PURPOSE OF REVIEW: Progression of lung disease in cystic fibrosis (CF) is punctuated by Pseudomonas aeruginosa infection and recurrent pulmonary exacerbations, and is the major determinant of a patient's life expectancy. With the advent of novel deep-sequencing techniques, polymicrobial bacterial assemblages rather than single pathogens seem to be responsible for the deterioration of pulmonary function. This review summarizes recent insights into the development of the CF respiratory tract microbiome, with its determinants and its relations to clinical parameters.

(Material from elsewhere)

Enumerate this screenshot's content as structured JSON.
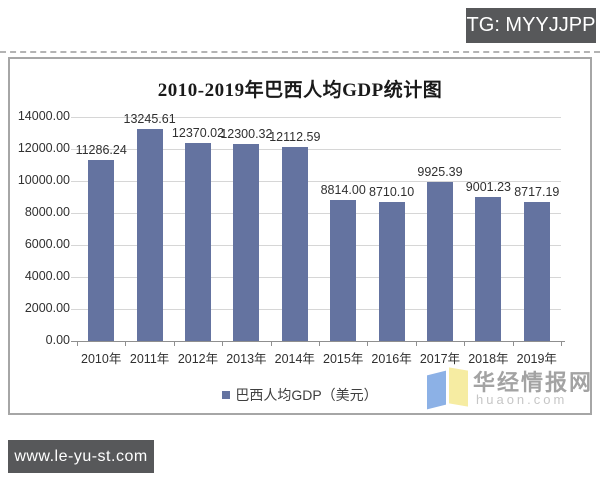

RECENT FINDINGS: Research has moved from microbiota snapshots to intensive sampling over time, in an attempt to identify biomarkers of progression of CF lung disease. The developing respiratory tract microbiota in CF is perturbed by various endogenous and exogenous factors from the first months of life on. This work has revealed that both major pathogens such as P. aeruginosa and newly discovered players such as anaerobic species seem to contribute to CF lung disease. However, their interrelations remain to be unraveled.
SUMMARY: Long-term follow-up of microbiome development and alterations in relation to progression of lung disease and treatment is recommended. Moreover, integrating this information with other systems such as the metabolome, genome, mycome and virome is likely to contribute significantly to insights into host-microbiome interactions and thereby CF lung disease pathogenesis.